Anggota DPR: Nilai Tambah Hilirisasi Karet bagi Petani Belum Maksimal

0
70
Anggota Komisi VII DPR RI, Novita Hardini/ dok dpr ri
Google search engine
Spread the love

SIMALUNGUN,jurnalpapua.id – Anggota Komisi VII DPR RI, Novita Hardini, menyatakan proses hilirisasi atau pengolahan lanjutan industri karet di Indonesia belum mencapai hasil optimal. Pernyataan itu disampaikan usai melakukan kunjungan kerja spesifik ke PT Bridgestone Sumatera Rubber Estate (BSRE) di Simalungun, Sumatera Utara, bersama Kementerian Perindustrian dan perwakilan Bridgestone Group.
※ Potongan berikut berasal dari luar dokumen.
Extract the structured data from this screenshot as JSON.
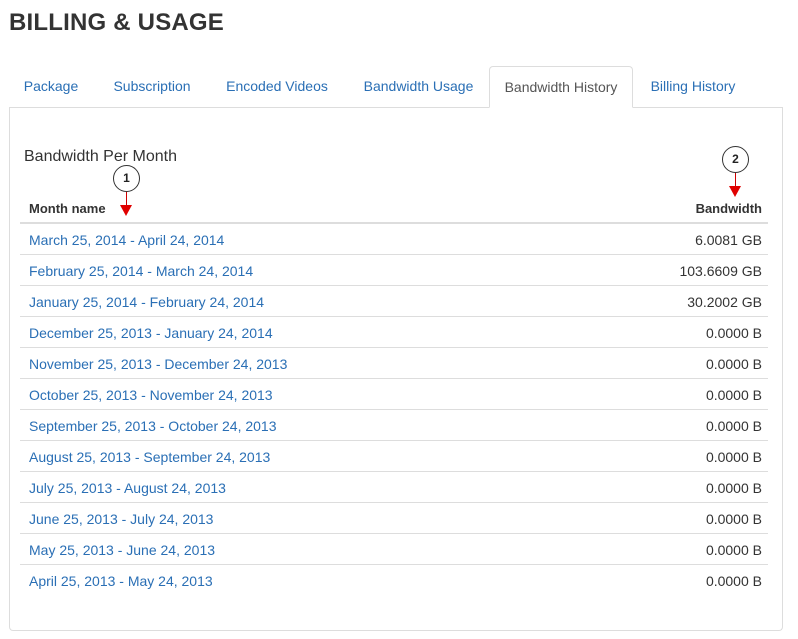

Menurut Hardini, keberhasilan hilirisasi tidak boleh sekadar dilihat dari angka ekspor atau volume produksi. Ia mengkritisi fakta bahwa 85 persen ekspor Indonesia masih berupa barang setengah jadi, yang berarti nilai ekonomi yang diraih negara dan kesejahteraan yang dirasakan petani karet belum ideal.

“Kementerian Perindustrian perlu mencari solusi konkret untuk meningkatkan nilai tambah ini, khususnya bagi petani dan masyarakat di sekitar kawasan industri,” kata Hardini Jumat (23/01/2026) lalu.

Politisi dapil Jawa Timur VII itu juga menyinggung pentingnya aspek lingkungan dan pelestarian keanekaragaman hayati di sekitar lokasi industri. Dalam diskusi terungkap, PT Bridgestone mengalami penurunan produksi yang dipengaruhi cuaca dan ketegangan geopolitik dunia.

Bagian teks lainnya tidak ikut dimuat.